One of my goals for this blog is to increase the number of readers participating in Kiva – see current Curious Cat Kivans. I have also created a curious cat lending team on Kiva. If you lend through Kiva, add a comment with a link to your Kiva page and I will add you to our list of Curious Cat Kivans.
I made my 100th contribution to a micro-loan through Kiva last week. Participating with Kiva is a great antidote to reading about the unethical “leaders” taking huge sums to run their companies into the ground (or even just taking obscene sums to maintain their company). The opportunity to give real capitalists an chance at a better life is wonderful.
Kiva allows you to lend money to entrepreneur (in increments of $25). The most you get back is the amount you loaned, and if the entrepreneur, does not pay back the loan then you take a loss. This is something you do if you believe if giving people an opportunity to make a better life for themselves through hard work and intelligent economic choices.

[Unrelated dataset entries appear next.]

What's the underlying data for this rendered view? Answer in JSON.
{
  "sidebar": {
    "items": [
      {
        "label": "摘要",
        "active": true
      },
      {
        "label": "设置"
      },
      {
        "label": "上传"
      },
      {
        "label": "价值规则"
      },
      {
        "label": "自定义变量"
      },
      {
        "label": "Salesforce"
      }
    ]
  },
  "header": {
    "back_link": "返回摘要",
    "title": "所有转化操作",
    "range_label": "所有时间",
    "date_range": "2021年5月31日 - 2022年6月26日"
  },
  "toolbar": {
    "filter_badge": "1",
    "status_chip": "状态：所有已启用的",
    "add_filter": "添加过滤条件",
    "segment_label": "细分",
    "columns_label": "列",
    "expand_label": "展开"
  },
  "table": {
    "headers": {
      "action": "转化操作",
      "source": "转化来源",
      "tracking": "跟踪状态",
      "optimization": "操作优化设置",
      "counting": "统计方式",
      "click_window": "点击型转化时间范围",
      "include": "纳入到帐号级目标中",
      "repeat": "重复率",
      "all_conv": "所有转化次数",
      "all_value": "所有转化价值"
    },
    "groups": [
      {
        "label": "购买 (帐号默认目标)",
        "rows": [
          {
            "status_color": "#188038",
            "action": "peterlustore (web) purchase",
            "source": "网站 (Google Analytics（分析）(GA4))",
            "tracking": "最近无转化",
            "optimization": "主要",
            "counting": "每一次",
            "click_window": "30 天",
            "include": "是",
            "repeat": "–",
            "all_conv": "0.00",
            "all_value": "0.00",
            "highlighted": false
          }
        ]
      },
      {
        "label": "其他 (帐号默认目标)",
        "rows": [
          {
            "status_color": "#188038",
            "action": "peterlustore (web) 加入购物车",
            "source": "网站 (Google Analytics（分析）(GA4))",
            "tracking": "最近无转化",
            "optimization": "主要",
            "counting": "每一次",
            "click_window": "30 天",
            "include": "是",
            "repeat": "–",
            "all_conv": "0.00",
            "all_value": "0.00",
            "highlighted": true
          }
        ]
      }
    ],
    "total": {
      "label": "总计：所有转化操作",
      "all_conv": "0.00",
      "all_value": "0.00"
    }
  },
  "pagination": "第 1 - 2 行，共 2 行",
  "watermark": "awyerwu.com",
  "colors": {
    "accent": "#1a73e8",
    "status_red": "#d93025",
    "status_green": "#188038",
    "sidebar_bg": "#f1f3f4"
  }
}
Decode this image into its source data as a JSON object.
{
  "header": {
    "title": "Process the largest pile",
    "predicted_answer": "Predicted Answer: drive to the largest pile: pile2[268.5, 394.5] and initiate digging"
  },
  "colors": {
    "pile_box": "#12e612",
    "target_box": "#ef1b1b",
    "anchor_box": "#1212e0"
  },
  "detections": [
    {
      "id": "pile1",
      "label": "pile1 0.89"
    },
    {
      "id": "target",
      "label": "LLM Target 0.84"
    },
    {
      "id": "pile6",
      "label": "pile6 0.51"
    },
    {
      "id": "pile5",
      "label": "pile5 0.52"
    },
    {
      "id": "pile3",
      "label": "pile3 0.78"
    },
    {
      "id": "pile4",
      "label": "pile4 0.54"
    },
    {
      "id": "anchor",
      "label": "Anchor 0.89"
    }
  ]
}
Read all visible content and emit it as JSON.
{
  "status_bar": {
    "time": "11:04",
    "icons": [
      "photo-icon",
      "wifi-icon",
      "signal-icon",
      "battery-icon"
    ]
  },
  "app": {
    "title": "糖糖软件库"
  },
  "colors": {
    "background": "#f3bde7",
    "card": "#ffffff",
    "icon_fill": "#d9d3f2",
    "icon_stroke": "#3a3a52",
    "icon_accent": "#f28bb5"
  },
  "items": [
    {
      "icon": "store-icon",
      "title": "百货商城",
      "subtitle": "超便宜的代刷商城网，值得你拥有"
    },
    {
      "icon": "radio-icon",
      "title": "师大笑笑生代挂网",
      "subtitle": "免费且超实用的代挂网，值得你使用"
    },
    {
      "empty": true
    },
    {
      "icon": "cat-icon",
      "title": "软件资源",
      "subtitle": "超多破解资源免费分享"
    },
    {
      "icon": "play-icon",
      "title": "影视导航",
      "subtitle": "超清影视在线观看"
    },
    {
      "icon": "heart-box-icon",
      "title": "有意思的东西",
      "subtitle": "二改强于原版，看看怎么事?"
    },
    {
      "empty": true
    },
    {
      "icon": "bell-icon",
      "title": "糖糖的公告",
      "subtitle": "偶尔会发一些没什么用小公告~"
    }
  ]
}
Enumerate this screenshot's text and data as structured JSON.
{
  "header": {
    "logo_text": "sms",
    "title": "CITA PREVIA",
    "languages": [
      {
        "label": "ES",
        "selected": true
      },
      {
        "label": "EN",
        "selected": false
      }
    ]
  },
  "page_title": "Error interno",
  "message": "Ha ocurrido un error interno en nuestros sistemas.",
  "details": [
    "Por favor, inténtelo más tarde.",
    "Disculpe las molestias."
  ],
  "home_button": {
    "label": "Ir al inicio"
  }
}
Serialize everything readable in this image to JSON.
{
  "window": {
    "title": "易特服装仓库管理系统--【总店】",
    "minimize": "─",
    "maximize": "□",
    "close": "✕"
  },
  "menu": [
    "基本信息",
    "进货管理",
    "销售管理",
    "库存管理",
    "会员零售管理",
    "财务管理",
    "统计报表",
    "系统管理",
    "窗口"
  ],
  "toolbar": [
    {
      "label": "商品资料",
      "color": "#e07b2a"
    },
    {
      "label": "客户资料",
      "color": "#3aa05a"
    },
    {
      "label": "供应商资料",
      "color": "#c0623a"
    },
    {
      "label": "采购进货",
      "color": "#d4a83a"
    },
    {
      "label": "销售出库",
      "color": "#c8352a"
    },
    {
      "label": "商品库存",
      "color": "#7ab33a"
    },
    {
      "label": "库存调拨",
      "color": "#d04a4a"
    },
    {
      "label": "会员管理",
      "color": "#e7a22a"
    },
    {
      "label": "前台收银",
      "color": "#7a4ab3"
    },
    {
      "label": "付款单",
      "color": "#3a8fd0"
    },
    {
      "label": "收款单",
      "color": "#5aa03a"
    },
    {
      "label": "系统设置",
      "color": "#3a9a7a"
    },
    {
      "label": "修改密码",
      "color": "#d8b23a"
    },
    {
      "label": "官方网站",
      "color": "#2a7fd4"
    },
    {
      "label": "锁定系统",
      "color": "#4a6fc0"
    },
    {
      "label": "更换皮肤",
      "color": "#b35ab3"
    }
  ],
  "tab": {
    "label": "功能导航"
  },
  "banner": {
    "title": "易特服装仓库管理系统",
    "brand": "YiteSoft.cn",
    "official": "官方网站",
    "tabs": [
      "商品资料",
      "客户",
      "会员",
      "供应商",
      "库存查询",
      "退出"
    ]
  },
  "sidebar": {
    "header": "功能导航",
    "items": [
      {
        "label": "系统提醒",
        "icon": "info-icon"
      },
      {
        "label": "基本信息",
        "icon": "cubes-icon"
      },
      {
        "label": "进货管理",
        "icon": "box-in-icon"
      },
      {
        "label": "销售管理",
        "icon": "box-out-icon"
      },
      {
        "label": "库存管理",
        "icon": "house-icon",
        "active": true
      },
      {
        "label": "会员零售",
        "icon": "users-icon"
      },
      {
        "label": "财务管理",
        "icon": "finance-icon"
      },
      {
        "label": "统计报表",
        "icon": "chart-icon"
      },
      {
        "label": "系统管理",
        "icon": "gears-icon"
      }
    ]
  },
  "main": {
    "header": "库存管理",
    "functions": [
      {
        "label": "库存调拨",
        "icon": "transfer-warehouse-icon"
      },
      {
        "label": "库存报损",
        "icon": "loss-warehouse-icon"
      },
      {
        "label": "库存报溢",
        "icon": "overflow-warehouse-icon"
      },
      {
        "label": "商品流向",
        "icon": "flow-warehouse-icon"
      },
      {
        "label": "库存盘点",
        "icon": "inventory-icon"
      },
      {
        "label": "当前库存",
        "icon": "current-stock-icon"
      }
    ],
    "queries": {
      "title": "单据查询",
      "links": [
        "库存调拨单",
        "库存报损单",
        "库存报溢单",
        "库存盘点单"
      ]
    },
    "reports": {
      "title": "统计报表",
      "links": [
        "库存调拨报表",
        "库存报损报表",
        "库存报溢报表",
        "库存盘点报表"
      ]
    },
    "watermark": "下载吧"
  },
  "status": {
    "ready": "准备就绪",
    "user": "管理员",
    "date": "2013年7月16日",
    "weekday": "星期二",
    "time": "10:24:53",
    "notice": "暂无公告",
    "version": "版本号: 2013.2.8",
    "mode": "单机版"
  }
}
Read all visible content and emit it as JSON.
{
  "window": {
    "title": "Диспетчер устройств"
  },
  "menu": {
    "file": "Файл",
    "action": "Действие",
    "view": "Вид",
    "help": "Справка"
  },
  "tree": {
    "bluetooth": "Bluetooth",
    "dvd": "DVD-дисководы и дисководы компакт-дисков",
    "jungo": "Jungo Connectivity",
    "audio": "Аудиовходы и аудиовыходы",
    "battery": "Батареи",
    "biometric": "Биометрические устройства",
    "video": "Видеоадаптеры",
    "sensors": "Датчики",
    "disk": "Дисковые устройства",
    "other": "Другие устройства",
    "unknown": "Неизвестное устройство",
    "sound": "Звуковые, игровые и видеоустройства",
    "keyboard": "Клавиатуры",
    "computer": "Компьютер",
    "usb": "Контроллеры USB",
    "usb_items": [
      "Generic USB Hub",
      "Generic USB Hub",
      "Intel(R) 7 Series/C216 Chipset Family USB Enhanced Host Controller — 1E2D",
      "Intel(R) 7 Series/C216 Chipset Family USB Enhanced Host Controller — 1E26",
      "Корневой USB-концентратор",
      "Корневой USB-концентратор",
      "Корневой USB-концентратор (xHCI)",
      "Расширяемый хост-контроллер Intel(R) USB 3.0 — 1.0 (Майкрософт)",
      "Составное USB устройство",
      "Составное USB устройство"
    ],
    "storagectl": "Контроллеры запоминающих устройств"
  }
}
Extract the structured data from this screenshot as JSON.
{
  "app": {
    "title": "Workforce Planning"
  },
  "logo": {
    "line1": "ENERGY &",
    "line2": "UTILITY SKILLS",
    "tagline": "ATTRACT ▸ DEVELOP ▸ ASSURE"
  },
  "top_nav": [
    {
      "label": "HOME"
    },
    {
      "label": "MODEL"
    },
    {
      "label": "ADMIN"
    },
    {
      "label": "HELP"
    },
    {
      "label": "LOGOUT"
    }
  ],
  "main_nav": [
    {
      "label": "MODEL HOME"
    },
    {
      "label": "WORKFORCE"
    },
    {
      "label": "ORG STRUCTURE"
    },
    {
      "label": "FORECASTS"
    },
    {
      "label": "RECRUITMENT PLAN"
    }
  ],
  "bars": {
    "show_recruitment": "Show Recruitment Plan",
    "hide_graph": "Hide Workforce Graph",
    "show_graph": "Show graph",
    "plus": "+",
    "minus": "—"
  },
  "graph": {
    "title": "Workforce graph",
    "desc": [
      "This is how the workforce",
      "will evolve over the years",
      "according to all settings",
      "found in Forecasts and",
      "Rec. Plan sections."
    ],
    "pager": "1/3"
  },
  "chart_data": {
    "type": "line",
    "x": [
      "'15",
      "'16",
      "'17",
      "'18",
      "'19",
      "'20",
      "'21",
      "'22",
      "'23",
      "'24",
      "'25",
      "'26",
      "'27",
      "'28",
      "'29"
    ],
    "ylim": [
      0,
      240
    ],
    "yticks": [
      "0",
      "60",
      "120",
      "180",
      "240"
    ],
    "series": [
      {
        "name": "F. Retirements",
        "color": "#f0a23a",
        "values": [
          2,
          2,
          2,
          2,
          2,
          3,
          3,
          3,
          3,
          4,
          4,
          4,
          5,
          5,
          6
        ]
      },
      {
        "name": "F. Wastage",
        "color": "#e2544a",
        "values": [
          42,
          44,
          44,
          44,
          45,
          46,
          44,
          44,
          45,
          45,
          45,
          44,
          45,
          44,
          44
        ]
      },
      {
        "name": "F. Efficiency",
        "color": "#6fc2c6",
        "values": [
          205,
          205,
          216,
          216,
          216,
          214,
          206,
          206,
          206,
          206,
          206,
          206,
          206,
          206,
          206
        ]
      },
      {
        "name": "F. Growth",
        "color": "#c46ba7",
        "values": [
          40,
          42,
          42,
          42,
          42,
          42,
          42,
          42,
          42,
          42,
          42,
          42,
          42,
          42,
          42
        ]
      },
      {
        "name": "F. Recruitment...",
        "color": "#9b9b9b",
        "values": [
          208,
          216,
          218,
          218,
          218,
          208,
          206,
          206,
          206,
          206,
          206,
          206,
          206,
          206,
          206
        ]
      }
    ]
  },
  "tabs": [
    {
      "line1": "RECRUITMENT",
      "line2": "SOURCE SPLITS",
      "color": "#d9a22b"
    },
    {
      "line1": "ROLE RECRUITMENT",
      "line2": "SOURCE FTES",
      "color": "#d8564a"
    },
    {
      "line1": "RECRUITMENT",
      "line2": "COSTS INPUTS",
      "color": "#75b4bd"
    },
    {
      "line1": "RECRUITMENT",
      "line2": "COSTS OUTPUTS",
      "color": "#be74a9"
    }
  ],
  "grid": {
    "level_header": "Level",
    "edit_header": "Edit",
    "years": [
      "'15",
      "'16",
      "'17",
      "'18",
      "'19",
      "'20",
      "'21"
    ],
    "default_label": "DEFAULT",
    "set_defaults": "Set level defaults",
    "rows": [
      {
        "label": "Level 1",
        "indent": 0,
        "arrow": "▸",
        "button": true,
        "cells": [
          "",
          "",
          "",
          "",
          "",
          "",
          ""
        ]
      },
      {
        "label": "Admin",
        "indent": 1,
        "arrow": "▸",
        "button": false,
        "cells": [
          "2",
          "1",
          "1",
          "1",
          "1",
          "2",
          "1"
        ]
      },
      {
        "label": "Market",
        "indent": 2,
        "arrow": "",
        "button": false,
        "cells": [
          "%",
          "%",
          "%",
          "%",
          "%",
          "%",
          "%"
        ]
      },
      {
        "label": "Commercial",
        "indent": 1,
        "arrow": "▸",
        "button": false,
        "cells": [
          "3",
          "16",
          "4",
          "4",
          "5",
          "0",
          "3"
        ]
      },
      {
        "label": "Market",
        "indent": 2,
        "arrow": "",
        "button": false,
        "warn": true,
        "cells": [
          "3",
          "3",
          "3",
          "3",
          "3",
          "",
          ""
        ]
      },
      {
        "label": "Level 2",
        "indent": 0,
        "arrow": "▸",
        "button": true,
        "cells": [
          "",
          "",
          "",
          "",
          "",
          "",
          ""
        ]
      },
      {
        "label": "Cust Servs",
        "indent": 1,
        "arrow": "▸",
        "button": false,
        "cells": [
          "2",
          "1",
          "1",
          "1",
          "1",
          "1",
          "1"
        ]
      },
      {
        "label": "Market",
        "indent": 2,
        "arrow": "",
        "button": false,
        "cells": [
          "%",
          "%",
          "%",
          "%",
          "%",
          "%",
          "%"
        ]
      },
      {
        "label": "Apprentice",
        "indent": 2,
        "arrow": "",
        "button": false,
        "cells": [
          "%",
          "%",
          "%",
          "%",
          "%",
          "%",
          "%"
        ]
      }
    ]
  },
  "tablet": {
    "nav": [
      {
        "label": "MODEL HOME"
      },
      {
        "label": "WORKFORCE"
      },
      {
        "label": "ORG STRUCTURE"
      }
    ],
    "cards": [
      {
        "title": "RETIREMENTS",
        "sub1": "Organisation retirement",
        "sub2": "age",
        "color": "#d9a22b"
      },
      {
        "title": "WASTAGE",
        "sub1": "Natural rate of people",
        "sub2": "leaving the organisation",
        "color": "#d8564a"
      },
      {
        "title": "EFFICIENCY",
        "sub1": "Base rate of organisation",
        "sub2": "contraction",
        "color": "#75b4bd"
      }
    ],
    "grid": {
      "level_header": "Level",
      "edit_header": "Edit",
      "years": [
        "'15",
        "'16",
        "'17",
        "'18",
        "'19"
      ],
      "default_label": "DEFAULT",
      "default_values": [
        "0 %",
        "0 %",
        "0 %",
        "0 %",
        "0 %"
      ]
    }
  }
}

My loans have been made to in 32 countries including: Ghana, Cambodia, Uganda, Viet Nam, Peru, Ukraine, Mongolia, Ecuador and Tajikistan. Kiva provides sector (but I think this data is a not that accurate – it depends on the Kiva partners that are not that accurate on identifying the sectors (it seems to me). A large number of the loans are in retail, clothing and food. I like making loans that will improve productivity (manufacturing, providing productivity enhancing services…) but can’t find as many of those as I would like (8% of my loans are in manufacturing, 11% agriculture, retail 18%, 23% food, 25% services (very questionable – these are normally really retail or food, it seems to me).
Some examples of the entrepreneurs I have lent to: welding workshop (Nicaragua), expanding generator services business with computer services (Cambodia), food production (Ghana), manufacturing nylon (Nigeria), internet cafe (Lebanon), electronics repair (Benin), new engine for mill (Togo), weaving (Indonesia) and a food market (Mexico).
21 of my loans have been paid back in full. 3 have defaulted. Those figure give a distorted picture though (I believe). There was a problem with a Kiva partner (they partner with micro-finance banks around the world) MIFEX, in Ecuador. Kiva discovered that MIFEX (i) improperly inflated the loan amounts it posted for entrepreneurs on the Kiva website and (ii) kept the excess amount of the posted loan to fund its own operational expenses. Kiva does not expect any further payments on these loans. I had 2, so I think those 2 give a fair impression. The 3rd default is from Kenya. That loan was to a business selling bicycle parts. In 2008, in Kenya, the prevailing political crisis deteriorated and businesses have either been destroyed or closed in fear of looters. Technically the loan did default, however, I was paid $71.50 out of $75 loan (so the defaulted amount was very small.